Podróż z Polski na Polinezję Francuską to długie i skomplikowane przedsięwzięcie logistyczne. Kto nie musi liczyć się z kosztami, nie zwraca uwagi na takie detale jak linie lotnicze, którymi podróżuje. Chce dotrzeć wygodnie i szybko i za to płaci bardzo słono. Reszta musi szukać tańszych alternatyw.
Jedną z nich jest podróż przez Dohę i Auckland do Papeete, stolicy Tahiti. Ostatni odcinek tego relatywnie niedrogiego połączenia obsługuje Air New Zealand.

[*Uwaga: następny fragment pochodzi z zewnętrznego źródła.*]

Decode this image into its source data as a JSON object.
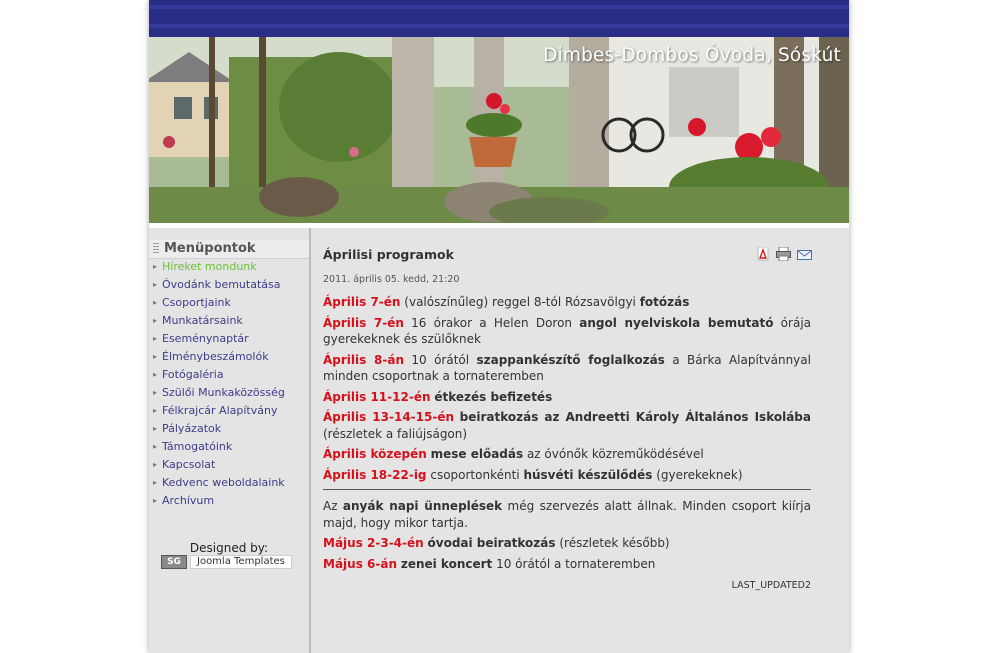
{
  "header": {
    "site_title": "Dimbes-Dombos Óvoda, Sóskút"
  },
  "sidebar": {
    "title": "Menüpontok",
    "items": [
      {
        "label": "Híreket mondunk",
        "active": true
      },
      {
        "label": "Óvodánk bemutatása"
      },
      {
        "label": "Csoportjaink"
      },
      {
        "label": "Munkatársaink"
      },
      {
        "label": "Eseménynaptár"
      },
      {
        "label": "Élménybeszámolók"
      },
      {
        "label": "Fotógaléria"
      },
      {
        "label": "Szülői Munkaközösség"
      },
      {
        "label": "Félkrajcár Alapítvány"
      },
      {
        "label": "Pályázatok"
      },
      {
        "label": "Támogatóink"
      },
      {
        "label": "Kapcsolat"
      },
      {
        "label": "Kedvenc weboldalaink"
      },
      {
        "label": "Archívum"
      }
    ],
    "designed_by": "Designed by:",
    "badge_logo": "SG",
    "badge_label": "Joomla Templates"
  },
  "article": {
    "title": "Áprilisi programok",
    "date": "2011. április 05. kedd, 21:20",
    "icons": [
      "pdf-icon",
      "print-icon",
      "email-icon"
    ],
    "p1": {
      "a": "Április 7-én",
      "b": " (valószínűleg) reggel 8-tól Rózsavölgyi ",
      "c": "fotózás"
    },
    "p2": {
      "a": "Április 7-én",
      "b": " 16 órakor a Helen Doron ",
      "c": "angol nyelviskola bemutató",
      "d": " órája gyerekeknek és szülőknek"
    },
    "p3": {
      "a": "Április 8-án",
      "b": " 10 órától ",
      "c": "szappankészítő foglalkozás",
      "d": " a Bárka Alapítvánnyal minden csoportnak a tornateremben"
    },
    "p4": {
      "a": "Április 11-12-én",
      "b": " ",
      "c": "étkezés befizetés"
    },
    "p5": {
      "a": "Április 13-14-15-én",
      "b": " ",
      "c": "beiratkozás az Andreetti Károly Általános Iskolába",
      "d": " (részletek a faliújságon)"
    },
    "p6": {
      "a": "Április közepén",
      "b": " ",
      "c": "mese előadás",
      "d": " az óvónők közreműködésével"
    },
    "p7": {
      "a": "Április 18-22-ig",
      "b": " csoportonkénti ",
      "c": "húsvéti készülődés",
      "d": " (gyerekeknek)"
    },
    "p8": {
      "a": "Az ",
      "b": "anyák napi ünneplések",
      "c": " még szervezés alatt állnak. Minden csoport kiírja majd, hogy mikor tartja."
    },
    "p9": {
      "a": "Május 2-3-4-én",
      "b": " ",
      "c": "óvodai beiratkozás",
      "d": " (részletek később)"
    },
    "p10": {
      "a": "Május 6-án",
      "b": " ",
      "c": "zenei koncert",
      "d": " 10 órától a tornateremben"
    },
    "last_updated": "LAST_UPDATED2"
  },
  "colors": {
    "topbar": "#2a2d86",
    "red_text": "#d6111b",
    "active_menu": "#6cc23a",
    "menu_link": "#3d3d8a",
    "background": "#e4e4e4"
  }
}
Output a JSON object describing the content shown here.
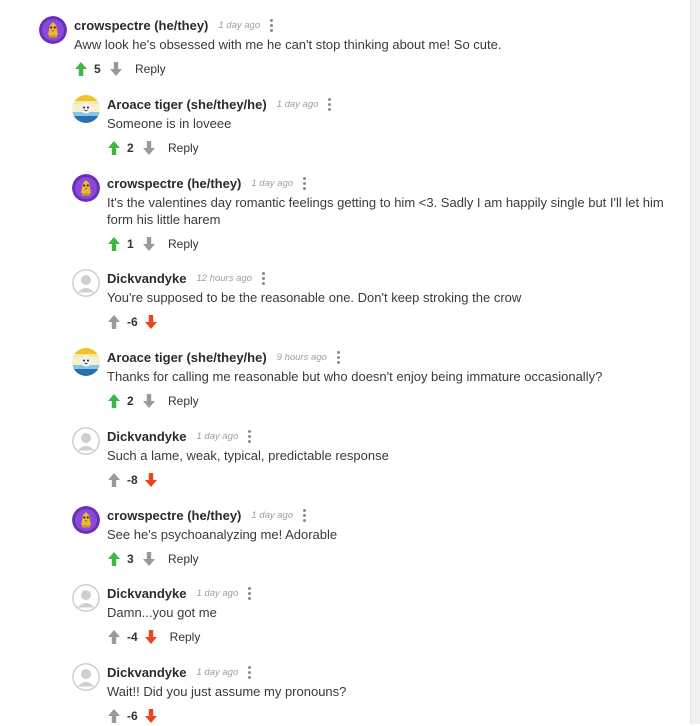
{
  "colors": {
    "upvote_active": "#3fb54a",
    "downvote_active": "#e8461d",
    "vote_inactive": "#9a9a9a",
    "author_text": "#2b2b2b",
    "timestamp_text": "#9e9e9e"
  },
  "comments": [
    {
      "author": "crowspectre (he/they)",
      "time": "1 day ago",
      "text": "Aww look he's obsessed with me he can't stop thinking about me! So cute.",
      "score": "5",
      "vote": "up",
      "reply_label": "Reply",
      "avatar_icon": "crow-avatar-icon"
    },
    {
      "author": "Aroace tiger (she/they/he)",
      "time": "1 day ago",
      "text": "Someone is in loveee",
      "score": "2",
      "vote": "up",
      "reply_label": "Reply",
      "avatar_icon": "tiger-avatar-icon"
    },
    {
      "author": "crowspectre (he/they)",
      "time": "1 day ago",
      "text": "It's the valentines day romantic feelings getting to him <3. Sadly I am happily single but I'll let him form his little harem",
      "score": "1",
      "vote": "up",
      "reply_label": "Reply",
      "avatar_icon": "crow-avatar-icon"
    },
    {
      "author": "Dickvandyke",
      "time": "12 hours ago",
      "text": "You're supposed to be the reasonable one. Don't keep stroking the crow",
      "score": "-6",
      "vote": "down",
      "reply_label": "",
      "avatar_icon": "default-user-avatar-icon"
    },
    {
      "author": "Aroace tiger (she/they/he)",
      "time": "9 hours ago",
      "text": "Thanks for calling me reasonable but who doesn't enjoy being immature occasionally?",
      "score": "2",
      "vote": "up",
      "reply_label": "Reply",
      "avatar_icon": "tiger-avatar-icon"
    },
    {
      "author": "Dickvandyke",
      "time": "1 day ago",
      "text": "Such a lame, weak, typical, predictable response",
      "score": "-8",
      "vote": "down",
      "reply_label": "",
      "avatar_icon": "default-user-avatar-icon"
    },
    {
      "author": "crowspectre (he/they)",
      "time": "1 day ago",
      "text": "See he's psychoanalyzing me! Adorable",
      "score": "3",
      "vote": "up",
      "reply_label": "Reply",
      "avatar_icon": "crow-avatar-icon"
    },
    {
      "author": "Dickvandyke",
      "time": "1 day ago",
      "text": "Damn...you got me",
      "score": "-4",
      "vote": "down",
      "reply_label": "Reply",
      "avatar_icon": "default-user-avatar-icon"
    },
    {
      "author": "Dickvandyke",
      "time": "1 day ago",
      "text": "Wait!! Did you just assume my pronouns?",
      "score": "-6",
      "vote": "down",
      "reply_label": "",
      "avatar_icon": "default-user-avatar-icon"
    }
  ]
}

A to pech, mogę powiedzieć, bowiem z tą linią zetknęłam się już niestety nie raz. Operując w najbardziej osamotnionym regionie świata, gdzie przez dziesieciolecia nie wykształciła się prawdziwa konkurencja, nowozelandzki narodowy przewoźnik miał monopol na szybkie dostawy ludzi i towarów na oblewane zimnymi wodami Morza Tasmana wyspy. Nie musiał robić nic, by mieć pełne samoloty.
Dziś konkurencja wprawdzie już do Nowej Zelandii dotarła, ale i tak nie jest to to, co odczuwamy na zatłoczonym niebie Europy. Air New Zealand niewiele więc zmienił w swoim podejściu do biznesu, może poza instrukcjami bezpieczeństwa, którymi wszystkie linie zanudzają podróżnych.
Tutaj Nowozelandczycy są bardzo kreatywni. Przemalowali swoje maszyny na czarno, odbili na kadłubach liść paproci drzewiastej - narodowy symbol kraju, a do instrukcji bezpieczeństwa zatrudnili bożyszcza narodowego sportu - rugbistów z drużyny The Blacks. Dobrze się to ogląda i dłużej pamięta.
Gorzej z innymi elementami obsługi pasażerów. Kupując bilet na tak długą trasę jak Warszawa-Papeete, każda linia oferuje internetowy wybór miejsca czy rodzaju posiłku (największy wybór narodowych kuchni jest chyba w Air Qatar). I oczywiście możliwość odprawy internetowej.